Rob Wilson

Tristram Hunt needs to do his homework

As part of Ed Miliband’s modestly-titled plan to ‘rebuild the middle class’, shadow Education Secretary Tristram Hunt this week set out Labour’s new policy for raising standards of teaching. A Labour Government elected in 2015, he announced, would introduce a system of licensing for teachers, requiring them to ‘undertake regular professional development throughout their careers in order to keep their skills and knowledge up to date’. From the party that brought you a quality control regime that saw just 17 teachers struck off during 13 years in government, this latest wheeze, we are asked to believe, will help deliver ’a world class teacher in every classroom’.

Teachers were quick to point out professional development already happens in schools as part of performance management, while they already face examination of their competence from one government agency, Ofsted. Not that Labour’s thinking behind the new policy had probably got as far as to check what is actually happening in schools.

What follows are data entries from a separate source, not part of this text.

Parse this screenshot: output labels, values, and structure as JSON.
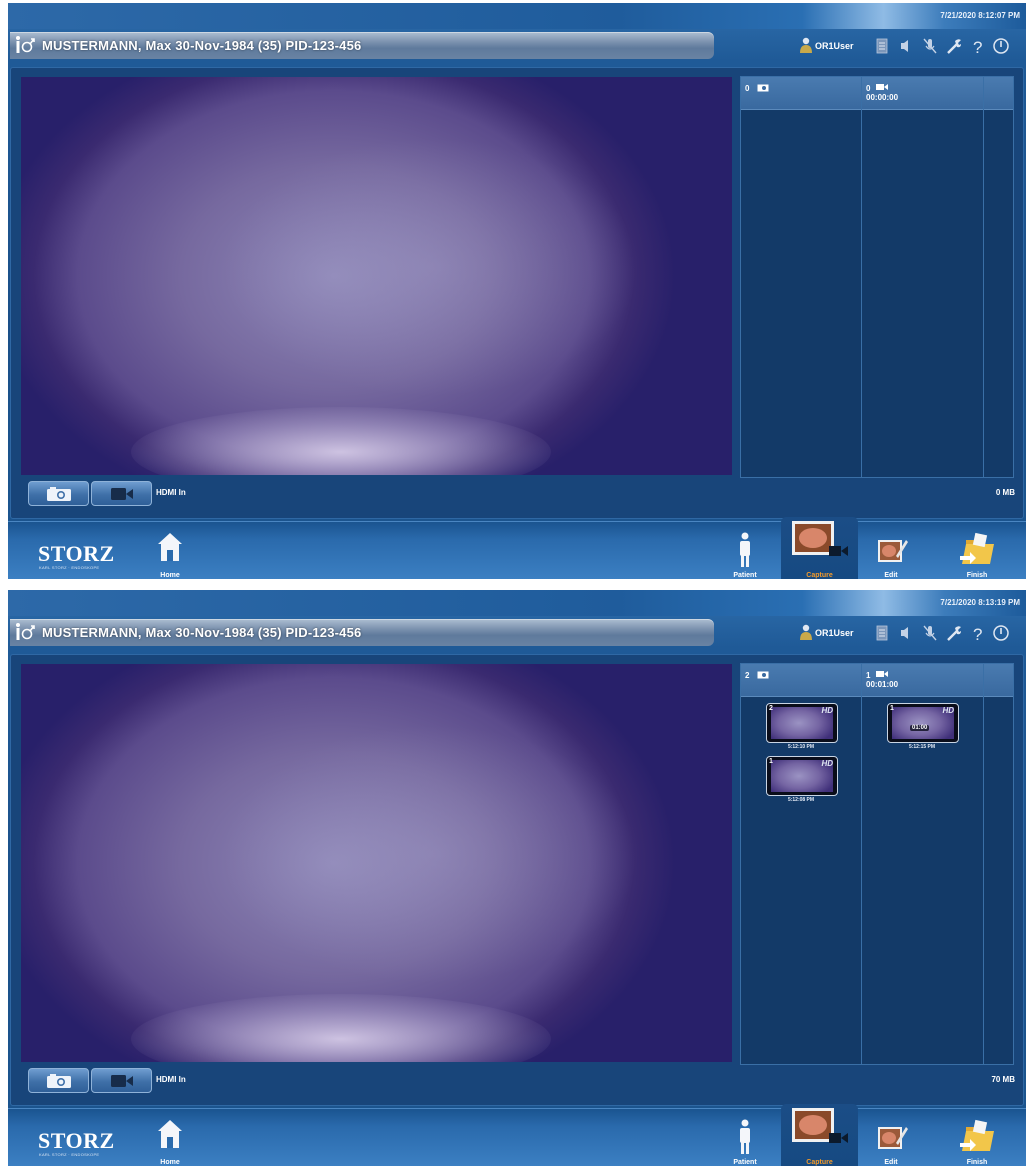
{
  "screens": [
    {
      "datetime": "7/21/2020  8:12:07 PM",
      "patient": "MUSTERMANN, Max  30-Nov-1984 (35)  PID-123-456",
      "user": "OR1User",
      "image_count": "0",
      "video_count": "0",
      "video_duration": "00:00:00",
      "source": "HDMI In",
      "storage": "0 MB",
      "image_thumbs": [],
      "video_thumbs": []
    },
    {
      "datetime": "7/21/2020  8:13:19 PM",
      "patient": "MUSTERMANN, Max  30-Nov-1984 (35)  PID-123-456",
      "user": "OR1User",
      "image_count": "2",
      "video_count": "1",
      "video_duration": "00:01:00",
      "source": "HDMI In",
      "storage": "70 MB",
      "image_thumbs": [
        {
          "num": "2",
          "label": "HD",
          "time": "5:12:10 PM"
        },
        {
          "num": "1",
          "label": "HD",
          "time": "5:12:08 PM"
        }
      ],
      "video_thumbs": [
        {
          "num": "1",
          "label": "HD",
          "duration": "01:00",
          "time": "5:12:15 PM"
        }
      ]
    }
  ],
  "nav": {
    "logo": "STORZ",
    "logo_sub": "KARL STORZ · ENDOSKOPE",
    "home": "Home",
    "patient": "Patient",
    "capture": "Capture",
    "edit": "Edit",
    "finish": "Finish"
  },
  "colors": {
    "accent_active": "#f29a2b",
    "panel_bg": "#18457a",
    "header_bg": "#1f5c9c"
  },
  "icons": {
    "patient_gender": "patient-male-icon",
    "user": "user-icon",
    "toolbar": [
      "document-icon",
      "volume-icon",
      "mic-muted-icon",
      "wrench-icon",
      "help-icon",
      "power-icon"
    ],
    "capture_photo": "camera-icon",
    "capture_video": "video-camera-icon"
  }
}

As Hunt cheerfully admitted, Labour has yet to work out such minor details such as what the criteria should be for obtaining a teaching licence and what kind of professional development actually works (surely a fairly fundamental question if you’re arguing that professional development is crucial to raising standards of teaching), let alone ‘how best to raise the standard of professional development on offer’ and ‘the mechanisms for implementation’, i.e. how much the new policy will cost, how many thousands of bureaucrats it will take to administer, and how many teachers it is estimated will fail to keep their licence (if any).

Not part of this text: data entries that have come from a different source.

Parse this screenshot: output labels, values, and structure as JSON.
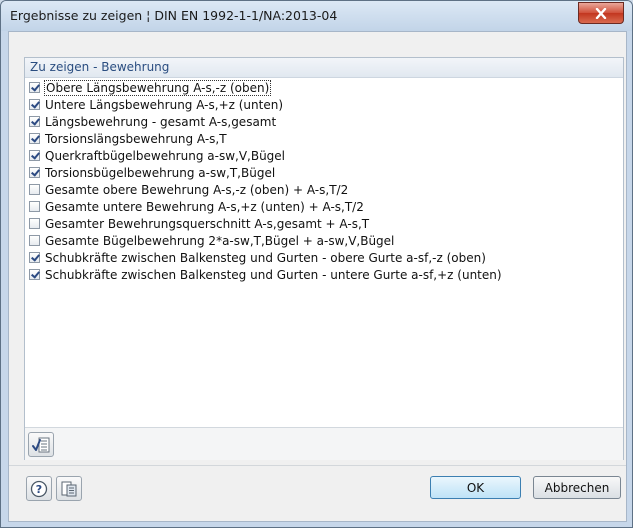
{
  "window": {
    "title": "Ergebnisse zu zeigen ¦ DIN EN 1992-1-1/NA:2013-04"
  },
  "group": {
    "title": "Zu zeigen - Bewehrung",
    "items": [
      {
        "label": "Obere Längsbewehrung A-s,-z (oben)",
        "checked": true
      },
      {
        "label": "Untere Längsbewehrung A-s,+z (unten)",
        "checked": true
      },
      {
        "label": "Längsbewehrung - gesamt A-s,gesamt",
        "checked": true
      },
      {
        "label": "Torsionslängsbewehrung A-s,T",
        "checked": true
      },
      {
        "label": "Querkraftbügelbewehrung a-sw,V,Bügel",
        "checked": true
      },
      {
        "label": "Torsionsbügelbewehrung a-sw,T,Bügel",
        "checked": true
      },
      {
        "label": "Gesamte obere Bewehrung A-s,-z (oben) + A-s,T/2",
        "checked": false
      },
      {
        "label": "Gesamte untere Bewehrung A-s,+z (unten) + A-s,T/2",
        "checked": false
      },
      {
        "label": "Gesamter Bewehrungsquerschnitt A-s,gesamt + A-s,T",
        "checked": false
      },
      {
        "label": "Gesamte Bügelbewehrung 2*a-sw,T,Bügel + a-sw,V,Bügel",
        "checked": false
      },
      {
        "label": "Schubkräfte zwischen Balkensteg und Gurten - obere Gurte a-sf,-z (oben)",
        "checked": true
      },
      {
        "label": "Schubkräfte zwischen Balkensteg und Gurten - untere Gurte a-sf,+z (unten)",
        "checked": true
      }
    ]
  },
  "buttons": {
    "ok": "OK",
    "cancel": "Abbrechen"
  },
  "icons": {
    "close": "close-icon",
    "select_all": "select-all-icon",
    "help": "help-icon",
    "settings": "settings-icon"
  },
  "colors": {
    "title_accent": "#2a4d80",
    "close_red": "#c2361f",
    "checkmark": "#2c4a82"
  }
}
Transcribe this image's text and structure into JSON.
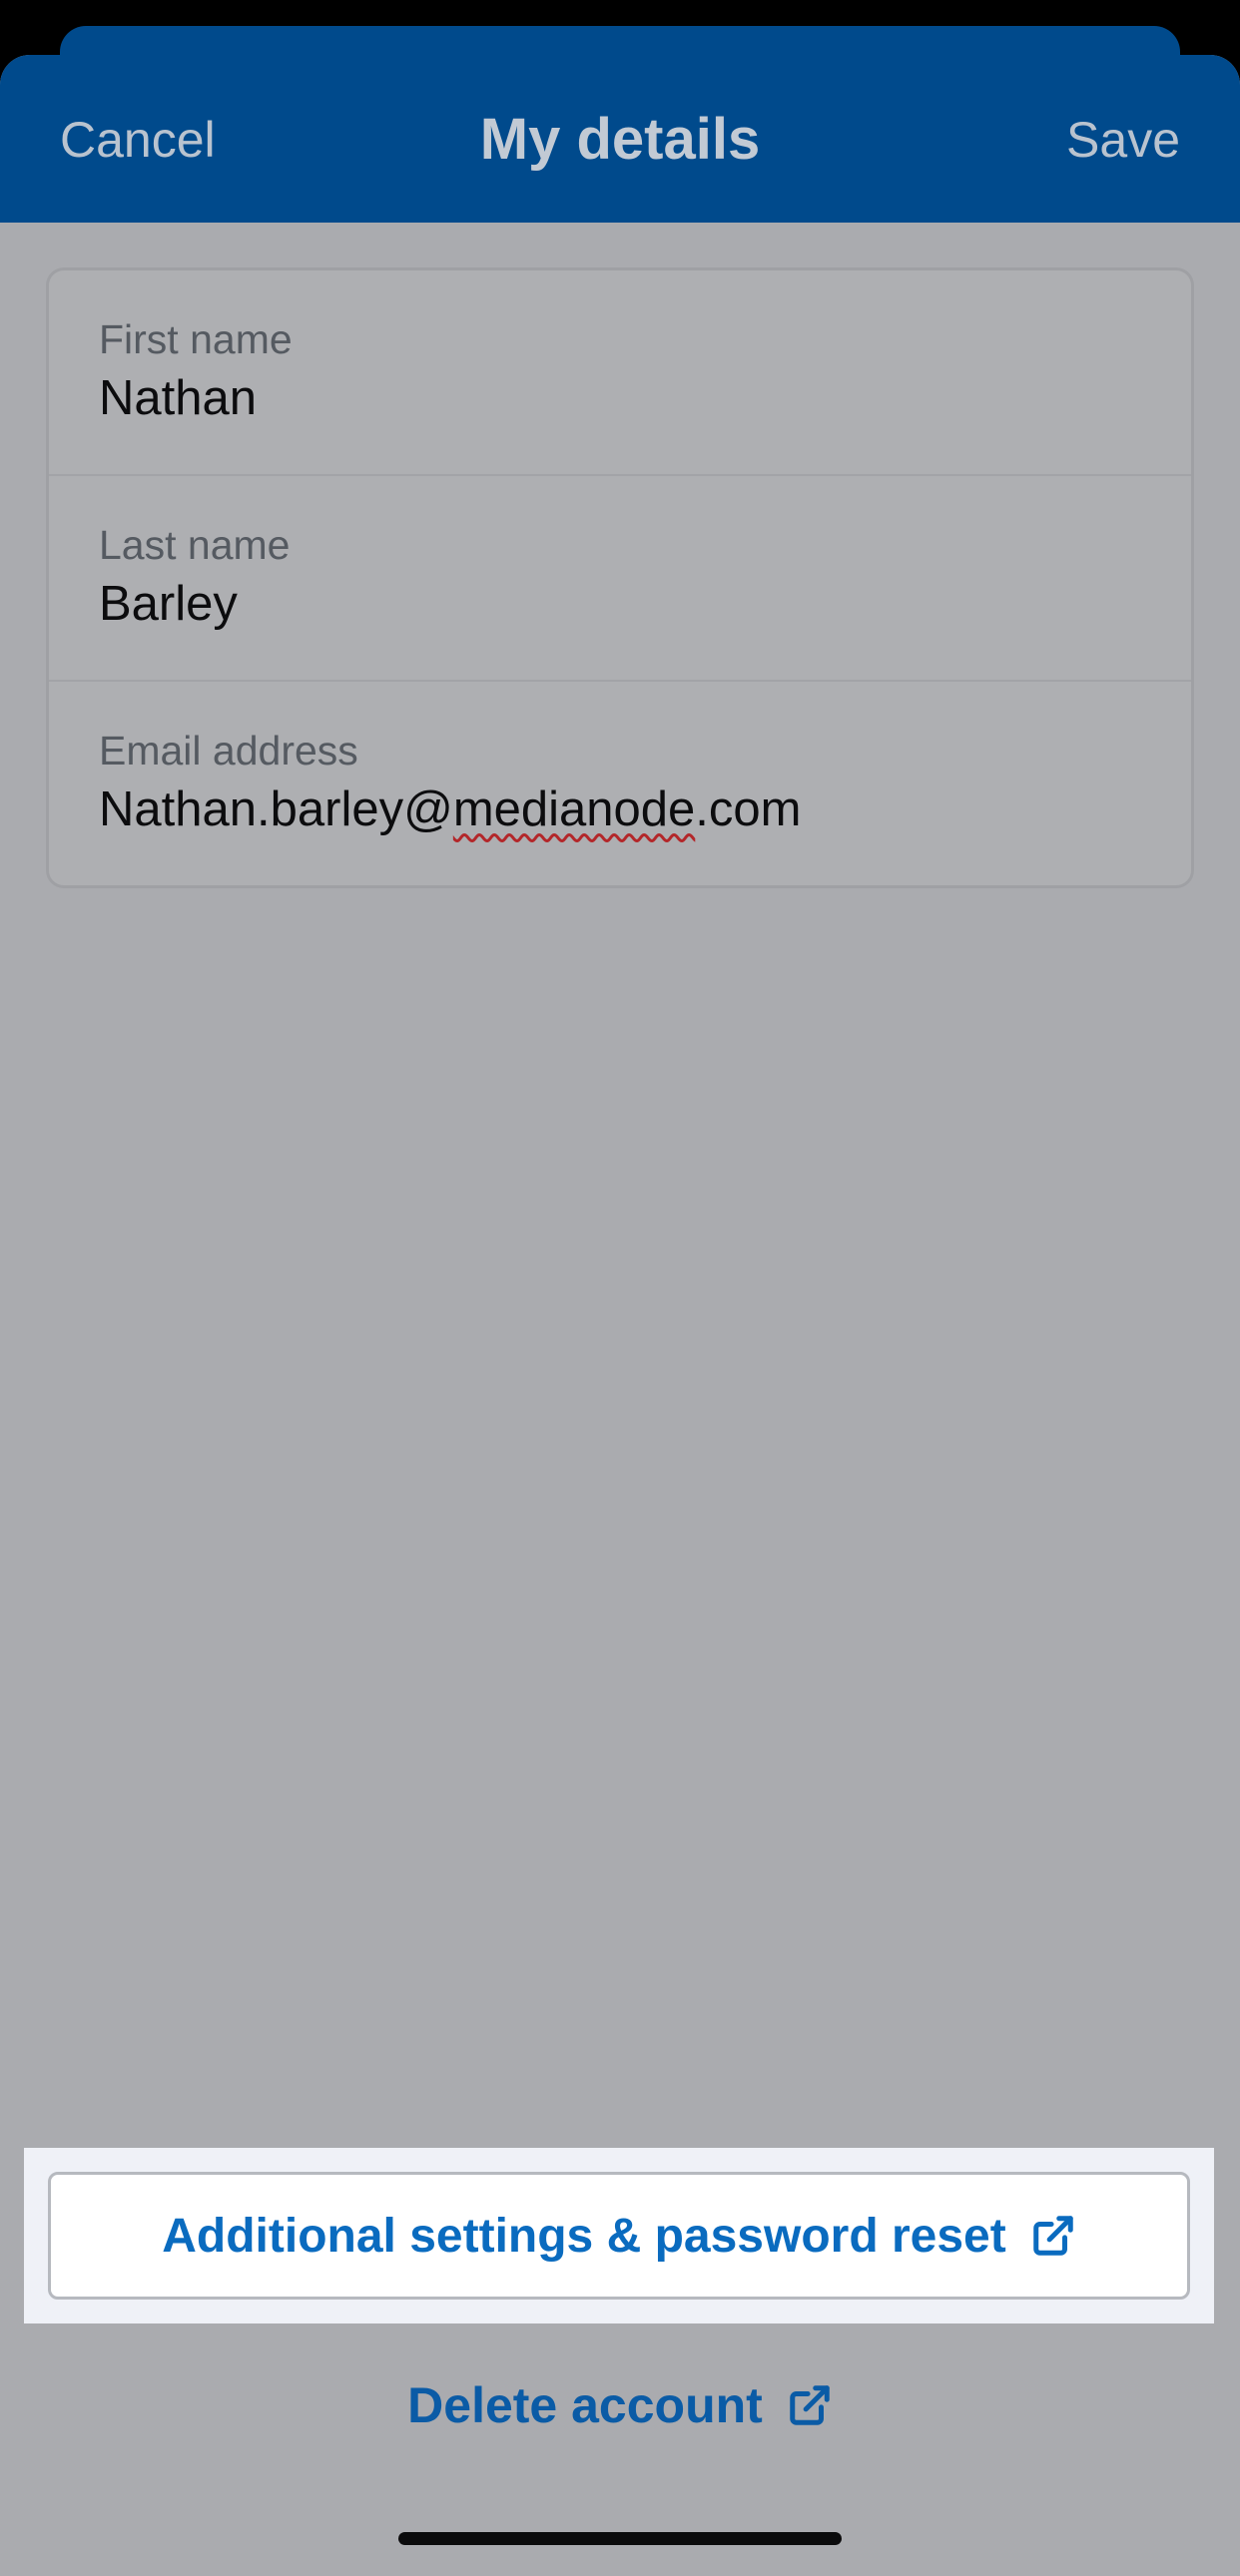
{
  "navbar": {
    "cancel_label": "Cancel",
    "title": "My details",
    "save_label": "Save"
  },
  "form": {
    "fields": [
      {
        "label": "First name",
        "value": "Nathan"
      },
      {
        "label": "Last name",
        "value": "Barley"
      },
      {
        "label": "Email address",
        "value": "Nathan.barley@medianode.com",
        "value_parts": {
          "prefix": "Nathan.barley@",
          "misspelled": "medianode",
          "suffix": ".com"
        }
      }
    ]
  },
  "actions": {
    "settings_label": "Additional settings & password reset",
    "delete_label": "Delete account"
  },
  "icons": {
    "external_link": "external-link-icon"
  },
  "colors": {
    "navbar_bg": "#004a8c",
    "link_blue": "#0a6bbf",
    "overlay_gray": "#aaabaf",
    "spellcheck_red": "#b3272a"
  }
}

It is not only these questions (and there are more, just read his speech on Wednesday) that remain unanswered. Hunt’s latest policy announcement comes just over 3 months to the day since I challenged him publicly to clarify some of the basic details about Labour’s policy on free schools, a challenge to which Hunt has failed to respond. As Coffee House readers will recall, on becoming shadow Education Secretary, Hunt purported to abandon his previous opposition to free schools and promised to keep all the ‘good’ ones open. I asked Hunt to define what he considers to be a ‘good’ free school and how many of the current crop of free schools does he consider ‘good’? No answer. How long would Labour give free schools to prove themselves good before closing them down? No answer. Why does he propose to restrict the opening of new free schools only to parts of the country where there is a shortage of places, denying the same choice to parents in areas where the schools are mediocre or poor? No answer.

These questions came on top even more serious ones about the threat a Labour government in 2015 would pose to free schools. As part of a determined effort to use planning regulations to stop a massively oversubscribed school in my constituency from opening a second site under the free schools programme, my local Labour opponent blabbed about the existence of a secret review the party is holding into free schools in ‘unsuitable’ or ‘inappropriate’ buildings, with the aim of investigating ‘ways to move children out of inappropriate free schools’. I gently enquired of Hunt and his deputy, Kevin Brennan, how many of the 130,000 children in the free schools that are open or currently planned they anticipated would be affected by the tightening of the regulations, and whether a Labour government would help the schools find alternative accommodation rather than closing them down and forcing their pupils to move schools midway through their education. No answer.

Tristram Hunt needs to pause his middle-class charm offensive and do some homework so he can start to provide basic answers about the details of Labour’s education policy. Even the Guardian was provoked this week to wonder ‘how much substance lies behind’ one of his latest policy announcements. I’m sure everyone would agree with the principle that teachers should not be allowed to stand up in front of a classroom and wing it, without having proper knowledge of what they’re trying to get across. But nor is this acceptable conduct from the man who wants to become Education Secretary next year. It’s a good job for Tristram Hunt just now that you don’t need a licence to be in the Shadow Cabinet.